Einen Lichtbildervortrag über die aserbaidschanische Hauptstadt Baku hält Sebastian Burger am Mittwoch, 14. März, um 15.30 Uhr in der DKV-Residenz in der Contrescarpe, Am Wandrahm 40-43. Im Mai 2011 gewann Aserbaidschan den Eurovision Songcontest. In wenigen Wochen wird die Welt nach Baku, der Hauptstadt des Ölstaates blicken. Was zeichnet Baku und die umliegende Region aus? Aserbaidschans Wirtschaft wächst rasant. Das Land erlebt seinen zweiten Ölboom. Grundstückspreise schießen in die Höhe und alleine zwischen 2000 und 2008 wurden mehr als 800 neue Hochhäuser in der Innenstadt Bakus errichtet.

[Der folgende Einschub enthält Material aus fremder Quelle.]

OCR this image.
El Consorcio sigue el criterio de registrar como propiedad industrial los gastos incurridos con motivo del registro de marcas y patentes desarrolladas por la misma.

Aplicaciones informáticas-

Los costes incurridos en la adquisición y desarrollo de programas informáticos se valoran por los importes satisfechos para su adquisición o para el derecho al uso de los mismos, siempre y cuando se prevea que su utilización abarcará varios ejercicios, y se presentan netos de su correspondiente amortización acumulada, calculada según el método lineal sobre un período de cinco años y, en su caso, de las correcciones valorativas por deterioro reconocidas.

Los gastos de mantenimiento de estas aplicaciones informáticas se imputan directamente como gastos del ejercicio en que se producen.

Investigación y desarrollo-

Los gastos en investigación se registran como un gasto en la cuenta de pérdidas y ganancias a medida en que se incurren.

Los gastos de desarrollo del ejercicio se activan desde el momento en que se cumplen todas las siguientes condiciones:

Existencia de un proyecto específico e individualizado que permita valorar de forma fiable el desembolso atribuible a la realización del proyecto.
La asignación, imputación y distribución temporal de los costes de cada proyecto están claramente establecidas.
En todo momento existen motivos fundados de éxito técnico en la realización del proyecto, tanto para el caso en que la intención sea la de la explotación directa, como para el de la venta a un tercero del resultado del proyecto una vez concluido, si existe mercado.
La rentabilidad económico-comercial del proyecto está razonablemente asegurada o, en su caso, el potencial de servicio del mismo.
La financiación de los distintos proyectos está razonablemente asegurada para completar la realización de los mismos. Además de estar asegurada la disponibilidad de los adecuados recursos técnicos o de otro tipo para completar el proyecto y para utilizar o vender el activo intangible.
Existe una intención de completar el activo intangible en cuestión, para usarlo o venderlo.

Dabei blickt Baku auf ein reiches architektonisches Erbe zurück. Gründerzeitartige Bauten reihen sich aneinander, Boulevards und große Promenaden prägen das Stadtbild und geben der im Kern orientalischen Stadt eine europäische Anmutung ähnlich Paris oder Berlin. Neue Appartements stehen oft leer, Wohnungen werden nicht selten nur als Geldanlage gekauft. Das alte Stadtbild Bakus verändert sich rasant, der Wandel geht einher mit der
Verdrängung des aserbaidschanischen Kulturerbes aus der Zeit um 1900.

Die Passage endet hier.